First off, let’s recap the freemium model. According to Wikipedia:
Freemium is a business model that works by offering basic Web services, or a basic downloadable digital product, for free, while charging a premium for advanced or special features.
Thus, to build applications for the freemium model, we need to be able to
- Have multiple feature sets and manage these
- Have users associated with one or more feature sets
- Have a user’s chosen feature sets reflect in the application GUI presented to the user
- Have a user’s chosen feature sets automatically reflect in the billing
It might also be nice to
- have users grouped into categories with catchy names and associate feature sets with each category
- be able to easily move users between categories, possibly by self-service
This is what the toolkit should ideally help us achieve.

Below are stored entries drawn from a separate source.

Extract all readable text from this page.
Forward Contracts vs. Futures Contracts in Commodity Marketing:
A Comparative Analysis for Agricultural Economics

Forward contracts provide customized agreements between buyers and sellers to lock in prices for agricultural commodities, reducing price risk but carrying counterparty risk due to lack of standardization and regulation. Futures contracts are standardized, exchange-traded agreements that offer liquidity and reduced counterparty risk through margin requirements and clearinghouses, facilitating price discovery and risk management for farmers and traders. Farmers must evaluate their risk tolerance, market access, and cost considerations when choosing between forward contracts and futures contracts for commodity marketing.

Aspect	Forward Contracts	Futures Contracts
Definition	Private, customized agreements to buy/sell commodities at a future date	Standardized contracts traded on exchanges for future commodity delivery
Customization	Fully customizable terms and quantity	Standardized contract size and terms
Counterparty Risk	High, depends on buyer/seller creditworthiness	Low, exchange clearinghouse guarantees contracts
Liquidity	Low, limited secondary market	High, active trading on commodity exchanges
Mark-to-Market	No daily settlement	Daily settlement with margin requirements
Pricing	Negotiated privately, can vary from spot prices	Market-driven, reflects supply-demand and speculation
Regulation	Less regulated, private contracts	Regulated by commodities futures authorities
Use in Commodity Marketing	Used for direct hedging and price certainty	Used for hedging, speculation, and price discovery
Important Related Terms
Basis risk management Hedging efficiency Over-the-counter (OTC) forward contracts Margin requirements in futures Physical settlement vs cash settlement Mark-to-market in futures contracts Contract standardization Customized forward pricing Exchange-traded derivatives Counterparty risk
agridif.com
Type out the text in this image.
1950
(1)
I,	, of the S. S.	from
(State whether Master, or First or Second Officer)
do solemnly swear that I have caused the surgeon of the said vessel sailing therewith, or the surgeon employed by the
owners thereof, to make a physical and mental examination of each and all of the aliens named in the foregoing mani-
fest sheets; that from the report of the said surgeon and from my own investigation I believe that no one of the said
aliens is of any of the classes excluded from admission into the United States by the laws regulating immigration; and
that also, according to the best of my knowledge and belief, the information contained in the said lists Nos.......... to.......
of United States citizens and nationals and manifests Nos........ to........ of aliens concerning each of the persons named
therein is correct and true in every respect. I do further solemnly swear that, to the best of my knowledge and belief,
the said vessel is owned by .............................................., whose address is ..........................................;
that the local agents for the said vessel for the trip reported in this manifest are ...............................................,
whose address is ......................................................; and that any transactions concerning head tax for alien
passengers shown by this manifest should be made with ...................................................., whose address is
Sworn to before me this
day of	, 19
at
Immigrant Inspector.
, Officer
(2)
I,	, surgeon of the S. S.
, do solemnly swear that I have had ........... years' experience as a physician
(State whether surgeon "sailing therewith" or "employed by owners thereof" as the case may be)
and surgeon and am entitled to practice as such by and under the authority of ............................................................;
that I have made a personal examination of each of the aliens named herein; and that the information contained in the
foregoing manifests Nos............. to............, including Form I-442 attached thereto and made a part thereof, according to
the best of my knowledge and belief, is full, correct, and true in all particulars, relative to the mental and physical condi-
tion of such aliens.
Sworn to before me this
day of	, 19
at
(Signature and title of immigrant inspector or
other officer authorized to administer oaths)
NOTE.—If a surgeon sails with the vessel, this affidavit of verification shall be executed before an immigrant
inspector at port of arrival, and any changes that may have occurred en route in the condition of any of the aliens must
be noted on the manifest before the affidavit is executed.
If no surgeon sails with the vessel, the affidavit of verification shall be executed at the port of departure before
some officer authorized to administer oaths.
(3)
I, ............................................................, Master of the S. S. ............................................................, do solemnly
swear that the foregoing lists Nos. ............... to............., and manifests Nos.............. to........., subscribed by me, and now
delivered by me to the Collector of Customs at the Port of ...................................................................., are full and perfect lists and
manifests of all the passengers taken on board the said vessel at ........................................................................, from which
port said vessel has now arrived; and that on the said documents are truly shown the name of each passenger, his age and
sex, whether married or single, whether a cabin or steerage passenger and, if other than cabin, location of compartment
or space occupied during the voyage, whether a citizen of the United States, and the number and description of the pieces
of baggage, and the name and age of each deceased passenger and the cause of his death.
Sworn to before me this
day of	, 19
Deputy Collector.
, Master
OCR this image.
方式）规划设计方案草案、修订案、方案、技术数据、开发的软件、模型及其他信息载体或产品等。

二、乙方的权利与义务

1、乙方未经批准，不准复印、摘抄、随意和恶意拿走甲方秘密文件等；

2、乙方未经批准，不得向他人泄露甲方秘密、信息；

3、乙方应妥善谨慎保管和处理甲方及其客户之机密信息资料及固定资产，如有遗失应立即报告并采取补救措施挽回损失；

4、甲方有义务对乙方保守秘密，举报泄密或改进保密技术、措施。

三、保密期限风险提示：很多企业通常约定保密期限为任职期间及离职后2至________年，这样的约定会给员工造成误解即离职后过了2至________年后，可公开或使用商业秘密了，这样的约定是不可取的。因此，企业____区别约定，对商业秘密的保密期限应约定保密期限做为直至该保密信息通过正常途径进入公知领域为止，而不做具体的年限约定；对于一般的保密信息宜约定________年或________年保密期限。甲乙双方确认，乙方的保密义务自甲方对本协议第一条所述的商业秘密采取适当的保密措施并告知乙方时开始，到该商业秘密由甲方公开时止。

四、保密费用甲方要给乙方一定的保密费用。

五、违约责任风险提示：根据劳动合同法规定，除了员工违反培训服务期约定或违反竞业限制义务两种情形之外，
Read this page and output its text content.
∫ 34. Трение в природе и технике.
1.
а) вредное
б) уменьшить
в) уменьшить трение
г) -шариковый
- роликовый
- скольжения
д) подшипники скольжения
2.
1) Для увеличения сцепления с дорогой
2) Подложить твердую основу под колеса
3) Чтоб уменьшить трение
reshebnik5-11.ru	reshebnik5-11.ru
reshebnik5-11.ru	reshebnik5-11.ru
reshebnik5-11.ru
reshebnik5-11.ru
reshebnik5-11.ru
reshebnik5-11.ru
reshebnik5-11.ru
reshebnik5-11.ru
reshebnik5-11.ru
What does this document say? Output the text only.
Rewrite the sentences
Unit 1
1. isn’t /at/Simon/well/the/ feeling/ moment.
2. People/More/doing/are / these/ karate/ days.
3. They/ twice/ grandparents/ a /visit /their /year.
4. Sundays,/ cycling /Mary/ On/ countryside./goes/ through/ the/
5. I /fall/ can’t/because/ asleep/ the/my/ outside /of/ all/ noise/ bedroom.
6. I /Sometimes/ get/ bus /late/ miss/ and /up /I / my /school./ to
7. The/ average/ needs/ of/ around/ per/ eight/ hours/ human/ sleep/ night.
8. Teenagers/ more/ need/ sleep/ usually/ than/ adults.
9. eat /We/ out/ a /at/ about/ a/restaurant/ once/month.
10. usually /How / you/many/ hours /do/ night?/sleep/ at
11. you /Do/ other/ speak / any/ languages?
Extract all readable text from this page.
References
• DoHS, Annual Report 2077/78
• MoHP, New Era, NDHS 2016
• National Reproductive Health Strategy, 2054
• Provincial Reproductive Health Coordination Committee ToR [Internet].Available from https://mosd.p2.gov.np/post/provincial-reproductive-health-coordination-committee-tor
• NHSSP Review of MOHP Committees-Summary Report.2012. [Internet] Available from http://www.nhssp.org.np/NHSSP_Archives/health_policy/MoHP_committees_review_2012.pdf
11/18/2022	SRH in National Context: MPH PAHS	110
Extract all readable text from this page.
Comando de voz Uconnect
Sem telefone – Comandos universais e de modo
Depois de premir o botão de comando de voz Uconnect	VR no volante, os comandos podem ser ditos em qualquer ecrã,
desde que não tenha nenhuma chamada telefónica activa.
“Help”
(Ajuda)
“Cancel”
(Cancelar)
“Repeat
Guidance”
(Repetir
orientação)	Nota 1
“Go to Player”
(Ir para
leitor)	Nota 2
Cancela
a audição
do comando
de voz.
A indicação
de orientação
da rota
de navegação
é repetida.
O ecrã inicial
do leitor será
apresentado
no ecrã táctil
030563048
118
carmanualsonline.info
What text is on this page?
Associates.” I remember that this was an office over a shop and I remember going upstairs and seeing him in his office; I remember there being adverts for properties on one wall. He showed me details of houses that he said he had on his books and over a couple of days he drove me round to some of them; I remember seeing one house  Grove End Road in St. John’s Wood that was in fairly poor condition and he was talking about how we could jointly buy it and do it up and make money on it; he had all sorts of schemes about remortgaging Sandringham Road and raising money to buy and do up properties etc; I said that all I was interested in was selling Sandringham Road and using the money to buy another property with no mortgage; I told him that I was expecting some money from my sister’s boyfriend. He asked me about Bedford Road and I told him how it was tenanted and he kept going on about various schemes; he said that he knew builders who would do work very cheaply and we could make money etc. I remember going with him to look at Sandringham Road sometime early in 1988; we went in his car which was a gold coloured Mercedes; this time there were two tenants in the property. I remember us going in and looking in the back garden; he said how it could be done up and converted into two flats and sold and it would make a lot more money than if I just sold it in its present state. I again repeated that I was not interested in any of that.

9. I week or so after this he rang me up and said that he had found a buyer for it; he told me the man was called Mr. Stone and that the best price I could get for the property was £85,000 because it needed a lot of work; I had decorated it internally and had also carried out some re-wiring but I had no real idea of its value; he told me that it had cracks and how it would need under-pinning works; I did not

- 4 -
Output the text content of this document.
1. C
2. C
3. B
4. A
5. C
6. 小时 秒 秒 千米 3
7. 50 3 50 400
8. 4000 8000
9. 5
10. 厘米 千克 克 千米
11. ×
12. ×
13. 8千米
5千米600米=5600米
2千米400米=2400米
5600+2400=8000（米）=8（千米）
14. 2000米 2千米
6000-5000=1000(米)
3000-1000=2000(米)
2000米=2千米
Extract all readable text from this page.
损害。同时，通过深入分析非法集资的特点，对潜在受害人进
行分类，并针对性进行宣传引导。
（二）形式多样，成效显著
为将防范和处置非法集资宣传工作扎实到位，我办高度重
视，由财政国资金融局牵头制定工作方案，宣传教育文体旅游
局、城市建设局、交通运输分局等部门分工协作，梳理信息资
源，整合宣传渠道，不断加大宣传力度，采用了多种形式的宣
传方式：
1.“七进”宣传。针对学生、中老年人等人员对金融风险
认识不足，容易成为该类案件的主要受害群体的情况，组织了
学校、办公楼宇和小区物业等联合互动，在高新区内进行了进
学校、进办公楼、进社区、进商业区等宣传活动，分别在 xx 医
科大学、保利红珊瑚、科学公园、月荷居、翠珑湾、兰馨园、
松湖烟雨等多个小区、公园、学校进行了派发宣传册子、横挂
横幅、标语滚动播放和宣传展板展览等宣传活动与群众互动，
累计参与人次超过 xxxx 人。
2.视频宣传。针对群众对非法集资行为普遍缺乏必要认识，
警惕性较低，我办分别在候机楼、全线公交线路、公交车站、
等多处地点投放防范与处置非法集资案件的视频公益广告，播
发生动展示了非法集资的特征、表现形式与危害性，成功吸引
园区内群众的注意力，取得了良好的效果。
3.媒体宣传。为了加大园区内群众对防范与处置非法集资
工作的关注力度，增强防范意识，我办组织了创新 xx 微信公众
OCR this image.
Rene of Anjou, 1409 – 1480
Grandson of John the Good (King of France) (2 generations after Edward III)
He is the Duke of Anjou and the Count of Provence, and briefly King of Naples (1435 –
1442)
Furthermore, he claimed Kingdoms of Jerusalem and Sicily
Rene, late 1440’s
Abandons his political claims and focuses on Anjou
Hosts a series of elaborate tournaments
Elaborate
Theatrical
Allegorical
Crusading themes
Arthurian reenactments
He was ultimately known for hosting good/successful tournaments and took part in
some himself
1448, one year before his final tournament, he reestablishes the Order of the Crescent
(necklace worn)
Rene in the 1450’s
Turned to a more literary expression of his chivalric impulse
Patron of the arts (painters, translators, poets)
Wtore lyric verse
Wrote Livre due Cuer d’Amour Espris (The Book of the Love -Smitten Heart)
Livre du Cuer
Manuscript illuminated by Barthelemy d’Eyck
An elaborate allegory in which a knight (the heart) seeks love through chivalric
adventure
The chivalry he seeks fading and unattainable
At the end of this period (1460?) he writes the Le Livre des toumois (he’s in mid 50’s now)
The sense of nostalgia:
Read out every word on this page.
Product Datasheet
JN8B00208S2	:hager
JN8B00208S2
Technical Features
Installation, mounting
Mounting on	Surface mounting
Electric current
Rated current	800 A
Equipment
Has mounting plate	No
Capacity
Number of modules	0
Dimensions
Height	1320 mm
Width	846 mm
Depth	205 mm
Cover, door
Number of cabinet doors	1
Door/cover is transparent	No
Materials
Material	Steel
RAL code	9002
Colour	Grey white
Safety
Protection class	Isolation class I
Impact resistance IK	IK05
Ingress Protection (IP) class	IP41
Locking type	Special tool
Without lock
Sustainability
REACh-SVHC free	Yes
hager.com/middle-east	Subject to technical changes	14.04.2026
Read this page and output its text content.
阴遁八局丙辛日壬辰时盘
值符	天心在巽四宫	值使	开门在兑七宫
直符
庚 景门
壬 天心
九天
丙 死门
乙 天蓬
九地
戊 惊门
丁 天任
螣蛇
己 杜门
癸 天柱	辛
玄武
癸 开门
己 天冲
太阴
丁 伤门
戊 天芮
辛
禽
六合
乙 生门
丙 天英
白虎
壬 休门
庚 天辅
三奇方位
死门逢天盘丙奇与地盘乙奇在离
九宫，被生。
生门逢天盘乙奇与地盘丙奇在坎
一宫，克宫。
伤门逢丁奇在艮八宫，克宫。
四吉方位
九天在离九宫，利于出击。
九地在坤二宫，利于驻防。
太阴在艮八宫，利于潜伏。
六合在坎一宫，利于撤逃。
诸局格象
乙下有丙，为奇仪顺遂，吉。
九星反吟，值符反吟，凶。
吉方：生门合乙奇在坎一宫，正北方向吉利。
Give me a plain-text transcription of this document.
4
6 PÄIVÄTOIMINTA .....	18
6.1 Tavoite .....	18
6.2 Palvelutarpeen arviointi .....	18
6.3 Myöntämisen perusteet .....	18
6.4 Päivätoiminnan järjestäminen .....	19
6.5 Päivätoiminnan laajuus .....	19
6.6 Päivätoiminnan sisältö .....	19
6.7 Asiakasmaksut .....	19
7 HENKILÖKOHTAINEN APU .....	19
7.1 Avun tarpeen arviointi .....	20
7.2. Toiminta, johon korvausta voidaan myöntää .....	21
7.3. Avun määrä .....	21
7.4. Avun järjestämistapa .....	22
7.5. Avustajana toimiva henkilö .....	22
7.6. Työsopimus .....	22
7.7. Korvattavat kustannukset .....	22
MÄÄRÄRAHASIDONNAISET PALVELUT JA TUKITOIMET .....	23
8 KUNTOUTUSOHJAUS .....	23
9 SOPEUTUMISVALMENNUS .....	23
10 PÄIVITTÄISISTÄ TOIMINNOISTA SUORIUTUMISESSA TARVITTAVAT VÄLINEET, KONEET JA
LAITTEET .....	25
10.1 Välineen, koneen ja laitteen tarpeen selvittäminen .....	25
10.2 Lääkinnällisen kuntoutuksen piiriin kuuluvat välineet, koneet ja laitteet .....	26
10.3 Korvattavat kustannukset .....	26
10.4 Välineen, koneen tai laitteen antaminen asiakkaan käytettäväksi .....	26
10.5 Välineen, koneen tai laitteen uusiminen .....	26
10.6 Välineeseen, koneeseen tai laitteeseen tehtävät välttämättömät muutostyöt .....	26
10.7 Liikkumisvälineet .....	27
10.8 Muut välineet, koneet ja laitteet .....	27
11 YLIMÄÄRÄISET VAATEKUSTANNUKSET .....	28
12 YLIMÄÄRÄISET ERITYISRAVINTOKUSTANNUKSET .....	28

In broad terms, the toolkit works on two concepts: features and SKUs, and it uses the ASP.NET Membership functionality to associate users to SKUs. SKUs are sets of features and each SKU has a unique identifier called a slug. SKUs are mapped to users by means of standard ASP.NET Roles having the same name as a SKU slug. Thus, there will be a “Gold” SKU identified by the slug “gold” and all users in the role “gold” are associated to the Gold SKU.
If you buy into this way of grouping features and associating them with users, the framework provides:
- Page extension methods for displaying/hiding content based on the user’s SKU
- Action attributes to allow or prevent the user from executing certain actions based on the SKU
- A MVC 2 Area with controllers and views for managing SKUs
The components described in the three bullets above are definitely valuable in any application based on the freemium model. However, their actual implementation leaves something to be desired. The provided functionality isn’t componentized properly and there is a general lack of extension points: to really use the toolkit, you need to buy into a lot of arbitrary design decisions which are unlikely to suit your application. Moreover, there is just a gust of code smell around it: views aren’t properly decoupled from business logic, no DI is used etc.
All in all the Web Application Toolkit for Freemium Applications is a nice initiative from Microsoft and it contains some relevant thoughts. If Microsoft decides to put some effort into the toolkit to provide extension points etc., it may even be able to kickstart your next freemium application. At the moment, however, the toolkit is pretty blunt. It is nothing more than a sample implementation which may provide inspiration but does not deserve to be called a toolkit.
The Web Application Toolkit for Freemium Applications is available on MSDN.